Warrior

(2011) *** Pg-13
140 min. Lionsgate. Director: Gavin O Connor. Cast: Tom Hardy, Joel Edgerton, Nick Nolte, Jennifer Morrison.

/content/films/4205/1.jpgSometimes a movie has "face value." That's the case with Warrior, a masculine family drama set within the world of mixed martial arts competition. Sure, the film delivers on its surface promise of Rocky-style inspirational sports-drama theatrics, but it also boasts amazing faces: from the soul-boring eyes of Tom Hardy to the determined grimaces of Joel Edgerton to Nick Nolte's craggy visage, desperation for redemption written all over it.  

Hardy (Inception) plays bruiser Tommy Conlon, an ex-Marine looking for purpose and a payday by proving himself as an MMA fighter; as a high school wrestler coached by his father Paddy, Tommy has already tasted championship—if no one else does, father and son know what Tommy is capable of. Upon Tommy's homecoming from Iraq, the alcoholic Paddy's pleas for forgiveness cannot penetrate his son's hard-earned callouses. Nevertheless, Tommy allows the old man to coach him once again, with the understanding that "He's just some old vet that I train with. He means nothing to me."  
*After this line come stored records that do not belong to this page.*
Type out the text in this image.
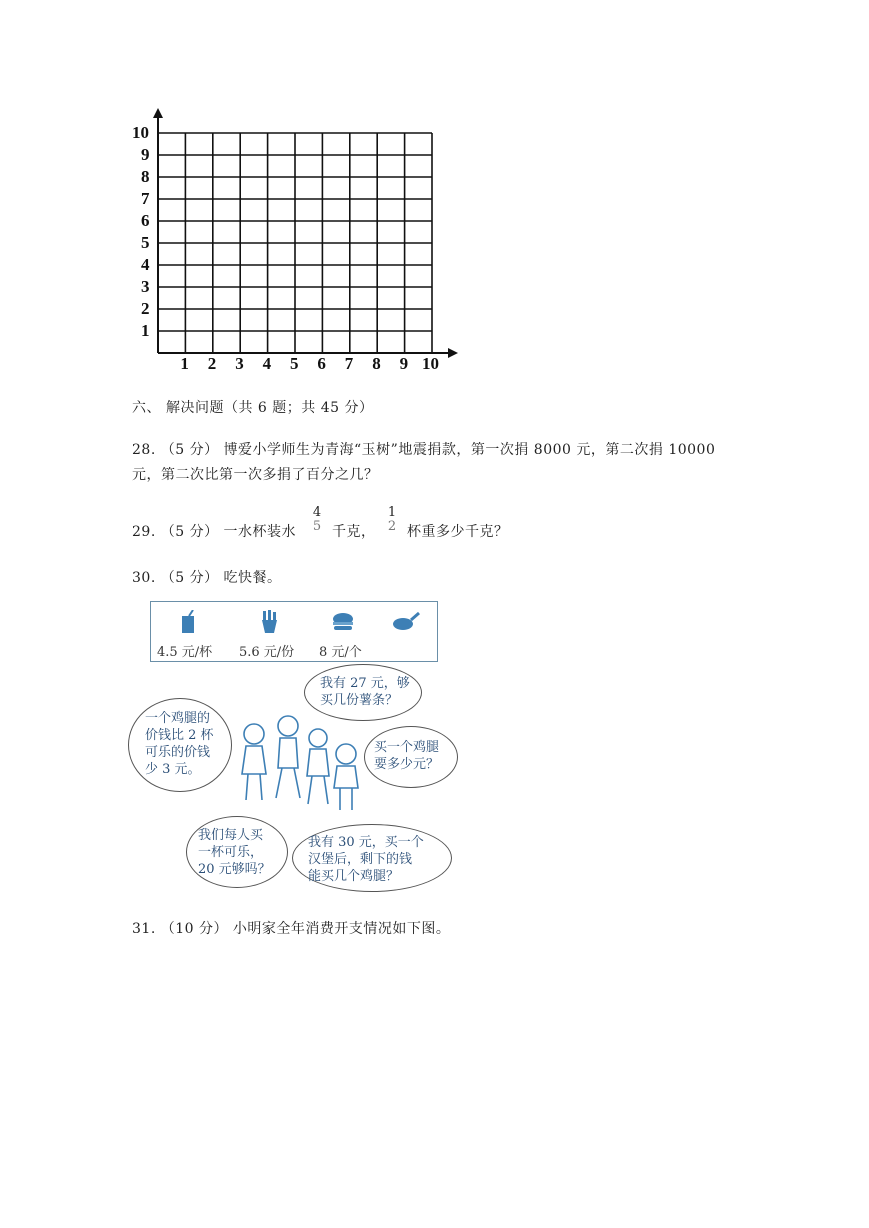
10
9
8
7
6
5
4
3
2
1
1 2 3 4 5 6 7 8 9 10
六、 解决问题（共 6 题；共 45 分）
28. （5 分） 博爱小学师生为青海“玉树”地震捐款，第一次捐 8000 元，第二次捐 10000
元，第二次比第一次多捐了百分之几？
29. （5 分） 一水杯装水
4
5 千克，
1
2 杯重多少千克？
30. （5 分） 吃快餐。
4.5 元/杯 5.6 元/份 8 元/个
一个鸡腿的
价钱比 2 杯
可乐的价钱
少 3 元。
我有 27 元，够
买几份薯条？
买一个鸡腿
要多少元？
我们每人买
一杯可乐，
20 元够吗？
我有 30 元，买一个
汉堡后，剩下的钱
能买几个鸡腿？
31. （10 分） 小明家全年消费开支情况如下图。
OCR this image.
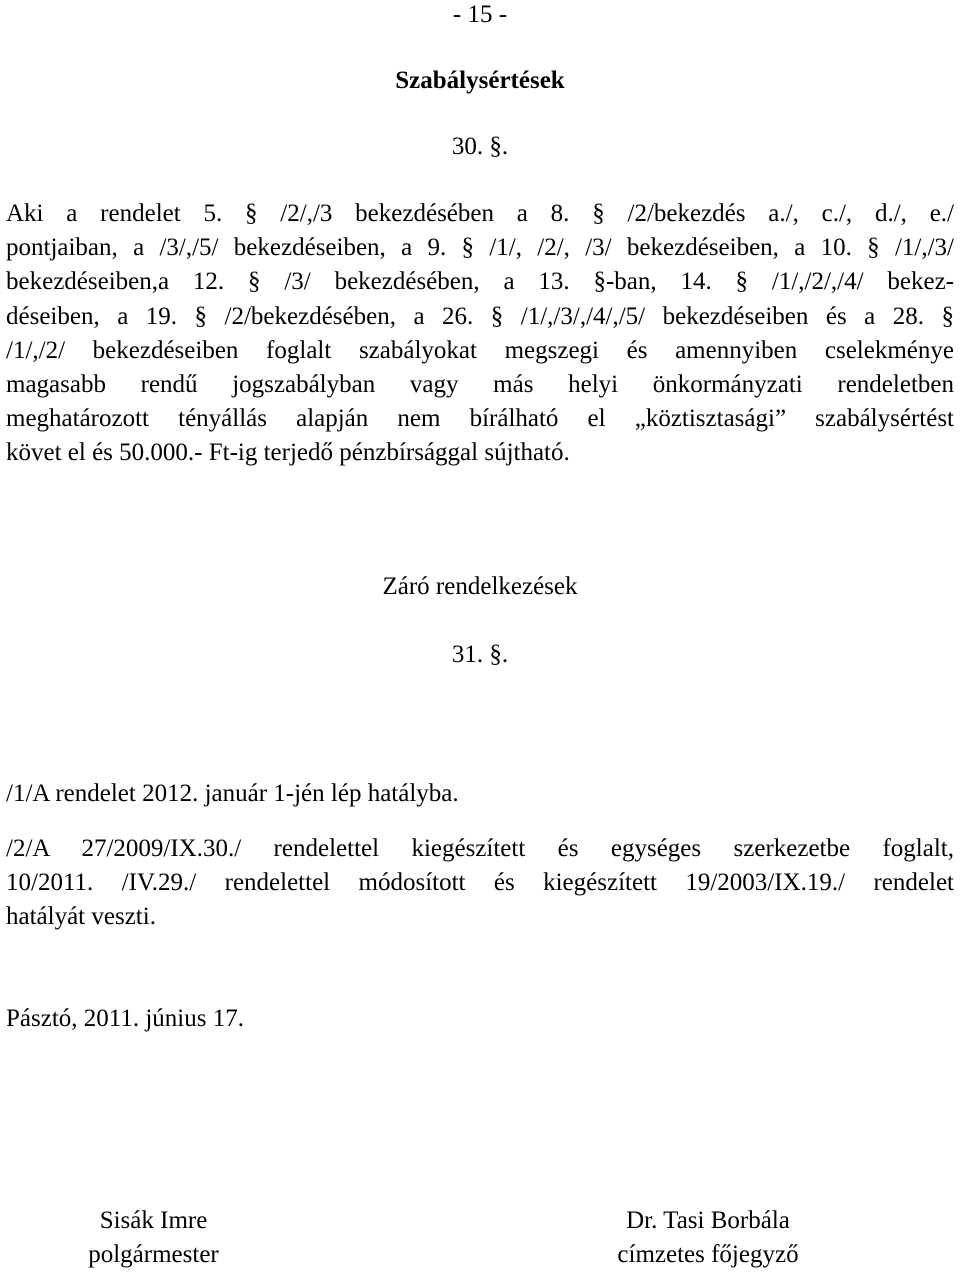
- 15 -
Szabálysértések
30. §.
Aki a rendelet 5. § /2/,/3 bekezdésében a 8. § /2/bekezdés a./, c./, d./, e./
pontjaiban, a /3/,/5/ bekezdéseiben, a 9. § /1/, /2/, /3/ bekezdéseiben, a 10. § /1/,/3/
bekezdéseiben,a 12. § /3/ bekezdésében, a 13. §-ban, 14. § /1/,/2/,/4/ bekez-
déseiben, a 19. § /2/bekezdésében, a 26. § /1/,/3/,/4/,/5/ bekezdéseiben és a 28. §
/1/,/2/ bekezdéseiben foglalt szabályokat megszegi és amennyiben cselekménye
magasabb rendű jogszabályban vagy más helyi önkormányzati rendeletben
meghatározott tényállás alapján nem bírálható el „köztisztasági” szabálysértést
követ el és 50.000.- Ft-ig terjedő pénzbírsággal sújtható.
Záró rendelkezések
31. §.
/1/A rendelet 2012. január 1-jén lép hatályba.
/2/A 27/2009/IX.30./ rendelettel kiegészített és egységes szerkezetbe foglalt,
10/2011. /IV.29./ rendelettel módosított és kiegészített 19/2003/IX.19./ rendelet
hatályát veszti.
Pásztó, 2011. június 17.
Sisák Imre
polgármester
Dr. Tasi Borbála
címzetes főjegyző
For estranged brother and son Brendan (Edgerton), a championship has perhaps less to do with proving something to himself than with taking a last desperate grab at financial salvation—or are those motivations are one and the same? Underwater and facing foreclosure, the high-school physics teacher and his wife (Jennifer Morrison) have three jobs between them and a daughter with heart trouble. When Brendan's MMA moonlighting gets him suspended without pay from his day job, he contemplates what seems impossible: the $5 million championship of the Sparta Tournament, "the Super Bowl of mixed martial arts."  

Why, that's the very same competition in Tommy's sights, and if you can't guess who ends up in the final bracket of the single-elimination tournament, God bless you and welcome to a little something called the American motion picture. Undaunted, O'Connor straightens his spine of melodrama and focuses on the task of building up the film's emotional muscle. And so Warrior becomes "face time" well spent, with micro-expressive mugs speaking much louder than the relatively spare dialogue. When these family members do have it out, the punch is all the harder for the windup; if there's water under the bridge, so far it's drowning them—take your pick of sports-talk metaphor.  

Last year's The Fighter carried, for better or worse, the extra weight of a true-story basis, while Warrior's baggage is the Rocky franchise. Rather than disguising the similarities, director Gavin O'Connor and his co-writers Anthony Tambakis and Cliff Dorfman all but flaunt them, setting their working-class-hero story primarily in Rocky Balboa's Philadelphia stomping grounds, crafting a training montage (juiced up with split-screen), building to that foregone ring matchup, and throwing in a fearsome "mighty mythical Russian"—fighting for the first time on U.S. soul—for good measure. And say what you will, but the well-staged fights get their (right) hooks in to the audience.  

Though Warrior throws in allusions to Moby Dick and Diogenes, the real archetypes are "the frontrunner" and the "underdog" (in discovering mutual jealousies and resentments between the brothers, one might wonder which is which). Like either of its heroes, the implausible, ingratiatingly manipulative Warrior may be middleweight, but you wouldn't want to bet against it.